Im Park besammelt sich eine Gruppe von Rentnern, mit den Rucksäcken und den groben Schuhen sieht es nach einer Frühlingswanderung in den Voralpen aus. Immer wieder sind Hände zu sehen, die sich um die Ohren legen. «Das sind doch einfach die Stadtsymphoniker, die heute eine Morgenprobe abhalten», meint einer und zeigt mit der Hand in Richtung der Stadtmusikhalle. «Dann haben die heute aber einen speziellen Sound drauf, für mich tönt das nach singender Säge.» «Für mich kommt das von der Kirche da hinten, das ist ORgelmusik, da ist glaube ich ein Frühgottesdienst», erklärt überzeugend ein weiterer der Wanderer.

«Mir scheint, heute sei ruhiger als an anderen Tagen», sagt ein Polizist zur Patrouillien-Kollegin, als sie mit kräftigen, zielgerichteten Schritten die Einkaufspassage queren. «An den Kreuzungen beschleunigen die Autos deutlich ruhiger, und auch die Passantinnen und Passanten schreien nicht so herum wie an anderen Tagen.» «So süss, ich höre eine Spieldosenmelodie!» Nach einer kurzen Pause zum Hören: «Und welche Musik hörst Du?» «Ich? Ich höre nichts, ich bin erkältet und habe seit Tagen Watte in den Ohren. Eigentlich schade. Ich würde so gern World Music hören auf der Patrouille.»
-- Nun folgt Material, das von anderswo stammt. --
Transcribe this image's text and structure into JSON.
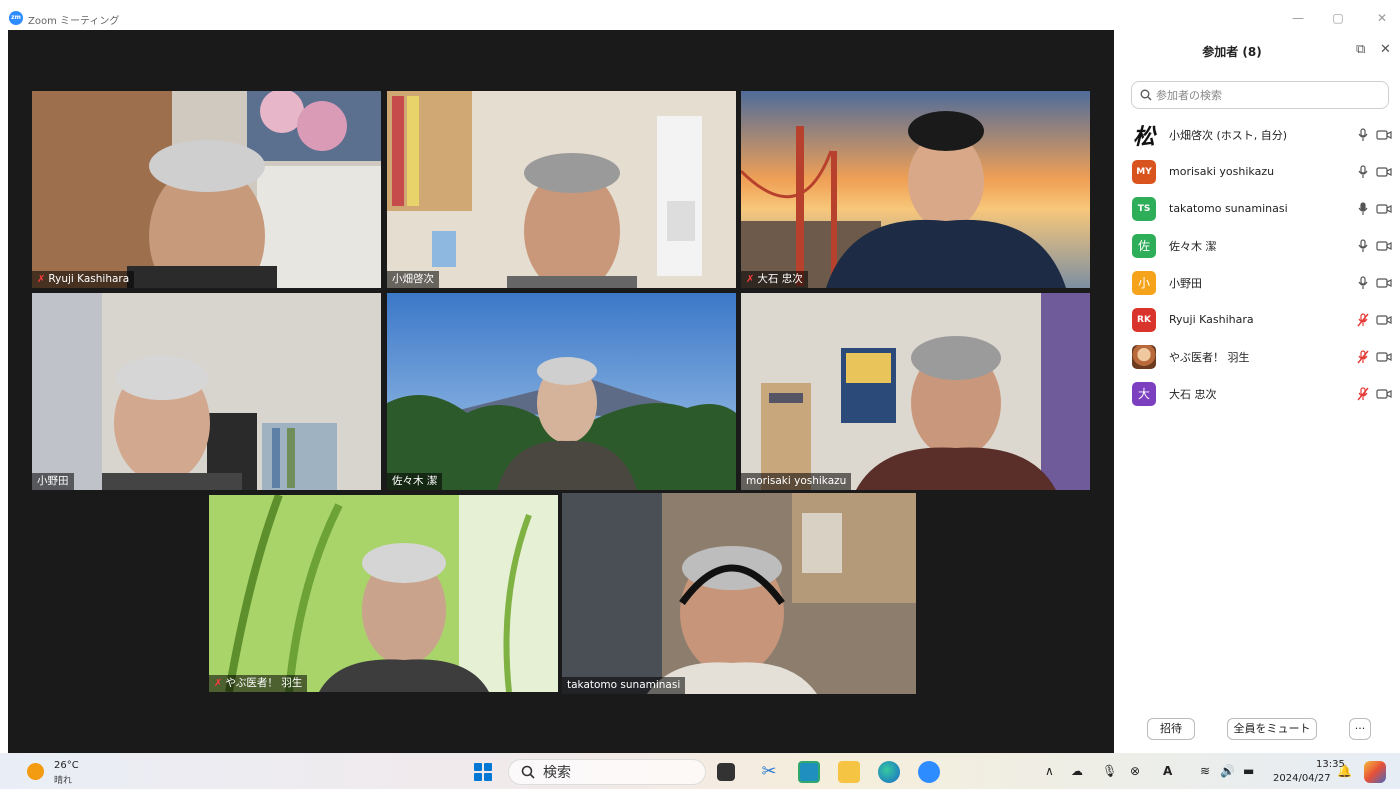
{
  "window": {
    "title": "Zoom ミーティング",
    "logo_label": "zm",
    "controls": {
      "minimize": "—",
      "restore": "▢",
      "close": "✕"
    }
  },
  "tiles": [
    {
      "name": "Ryuji Kashihara",
      "muted": true
    },
    {
      "name": "小畑啓次",
      "muted": false
    },
    {
      "name": "大石 忠次",
      "muted": true
    },
    {
      "name": "小野田",
      "muted": false
    },
    {
      "name": "佐々木 潔",
      "muted": false
    },
    {
      "name": "morisaki yoshikazu",
      "muted": false
    },
    {
      "name": "やぶ医者！ 羽生",
      "muted": true
    },
    {
      "name": "takatomo sunaminasi",
      "muted": false,
      "active_speaker": true
    }
  ],
  "panel": {
    "title": "参加者 (8)",
    "popout_icon": "popout-icon",
    "close_icon": "close-icon",
    "search_placeholder": "参加者の検索",
    "participants": [
      {
        "avatar": "松",
        "avatar_style": "calligraphy",
        "name": "小畑啓次 (ホスト, 自分)",
        "mic": "on"
      },
      {
        "avatar": "MY",
        "color": "#d9531e",
        "name": "morisaki yoshikazu",
        "mic": "on"
      },
      {
        "avatar": "TS",
        "color": "#2fae5a",
        "name": "takatomo sunaminasi",
        "mic": "speaking"
      },
      {
        "avatar": "佐",
        "color": "#2fae5a",
        "name": "佐々木 潔",
        "mic": "on"
      },
      {
        "avatar": "小",
        "color": "#f5a31a",
        "name": "小野田",
        "mic": "on"
      },
      {
        "avatar": "RK",
        "color": "#d9342b",
        "name": "Ryuji Kashihara",
        "mic": "muted"
      },
      {
        "avatar": "",
        "avatar_style": "photo",
        "name": "やぶ医者！ 羽生",
        "mic": "muted"
      },
      {
        "avatar": "大",
        "color": "#7b3fbf",
        "name": "大石 忠次",
        "mic": "muted"
      }
    ],
    "buttons": {
      "invite": "招待",
      "mute_all": "全員をミュート",
      "more": "···"
    }
  },
  "taskbar": {
    "weather_temp": "26°C",
    "weather_cond": "晴れ",
    "search_label": "検索",
    "time": "13:35",
    "date": "2024/04/27",
    "tray_icons": [
      "chevron-up-icon",
      "cloud-icon",
      "mic-icon",
      "record-icon",
      "font-icon",
      "wifi-icon",
      "speaker-icon",
      "battery-icon"
    ]
  },
  "colors": {
    "accent": "#2d8cff",
    "active_speaker_border": "#dce775",
    "muted_red": "#ff3b3b",
    "video_bg": "#1a1a1a"
  }
}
Alle Fenster des Schulhauses gerade neben dem Innenstadt-Parkhaus sind geöffnet, in jedem Fenster stehen drei oder mehr Schülerinnen und Schüler, hin und wieder auch ein Lehrer oder eine Lehrerin. Selbst wenn man nichts von den Klängen, die über der Stadt liegen, wüsste, ist am Verhalten der Menschen in den Fenstern abzulesen, dass sie versuchen, einen fernen, schwierig zu hörenden Klang wahrzunehmen. Wie in gespenstisches Ballet sehen die Bewegungen aus, es sind kaum Worte oder Laute zu hören.

In Räumen ist von den Klängen nichts zu vernehmen. Dies ist nicht weiter verwunderlich, scheinen doch draussen die Töne von weit weg zu kommen. Den ganzen Tag hindurch sind überall in der Stadt Menschen zu sehen, die den Klängen in der Stadt nachhorchen.
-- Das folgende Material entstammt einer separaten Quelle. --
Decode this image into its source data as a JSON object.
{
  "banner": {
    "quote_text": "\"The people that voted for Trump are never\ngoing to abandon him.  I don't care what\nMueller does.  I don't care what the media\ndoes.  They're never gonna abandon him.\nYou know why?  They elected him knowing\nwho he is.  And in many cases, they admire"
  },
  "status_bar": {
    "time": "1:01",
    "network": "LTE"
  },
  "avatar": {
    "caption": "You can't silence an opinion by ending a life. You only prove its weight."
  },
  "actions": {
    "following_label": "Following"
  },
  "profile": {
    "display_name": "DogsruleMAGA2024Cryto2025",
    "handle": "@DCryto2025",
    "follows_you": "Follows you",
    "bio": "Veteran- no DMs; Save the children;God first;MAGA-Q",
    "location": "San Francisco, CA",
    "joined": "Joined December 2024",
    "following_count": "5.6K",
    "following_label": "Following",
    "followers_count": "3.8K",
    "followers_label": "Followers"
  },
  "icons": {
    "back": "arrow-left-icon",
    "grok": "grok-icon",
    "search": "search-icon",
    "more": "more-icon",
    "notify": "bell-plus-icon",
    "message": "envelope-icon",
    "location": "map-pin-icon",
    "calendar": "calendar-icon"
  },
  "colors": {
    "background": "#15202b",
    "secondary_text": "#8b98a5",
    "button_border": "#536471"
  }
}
Im späteren Nachmittag folgt eine neue Schlagzeile: Die Stadtklänge waren ein Kunstprojekt der städtischen Musikschule. Die Klänge, die Musik, die die Menschen den ganzen Tag hindurch in der Stadt gehört haben, war reine Imagination, war Einbildung. Die Menschen haben das gehört, was sie hören wollten, weil sie meinten, etwas hören zu müssen.

In den Internetforen der digitalen Zeitungen waren die Meinungen geteilt – von Blödsinn bis zu genialer Aktion war fast jede Abstufung von Einschätzungen zu lesen. Die Stimmen der PassantInnen in den Gratiszeitungen am Abend sahen die Sache gelassener: sie habe noch nie an einem ganz normalen Wochentag so viele gut gelaunte Menschen, viele mit einem leichten Summen sogar, meinte etwa Natalie B.; ihre Begleiterin Zoe K. bestätigte dies und fügte an, sie habe bei vielen ihrer Arbeitskolleginnen und -kollegen über den gehörten – und damit wahrscheinlich – bevorzugten Musikstil gestaunt. So viel Vielfalt, das habe sie nie erwartet. Mark K. wiederum meinte, wahrscheinlich werde er zukünftig viel bewusster Musik hören, vor allem werde er nicht mehr dauernd mit einem Knopf im Ohr herumlaufen. Es gebe so viele Geräusche in der Stadt, von denen er bis jetzt nicht so viel mitbekommen habe.

In der abendlichen Tagesschau wurde die Initiantin der Aktion, die Musik-Masterstudentin Silene Markwald, befragt. Sie habe vor allem positive Stimmen gehört, insbesondere hätten sich auch die politischen Verantwortlichen für die Musikschule sehr wohlwollend geäussert. Spannend sei, welche Menschen das Wort «Imagination» gebraucht hätten und welche «Einbildung». Der Erfolg der Aktion zeige, wie wichtig Töne, Klänge, Musik im täglichen Leben der Menschen seien. Leider könne eine solche Aktion nicht wiederholt werden, weil eine solche Überraschung nicht mehr möglich sei. «Welche Musik haben Sie denn heute gehört, Frau Markwald?», wollte der Moderator zum Schluss wissen. «Ich habe heute den ganzen Tag nur Handy-Klingeltöne im Ohr gehabt – wenn ich selber hätte hören können, hätte ich die Klänge von Frühlingsglocken gehört!»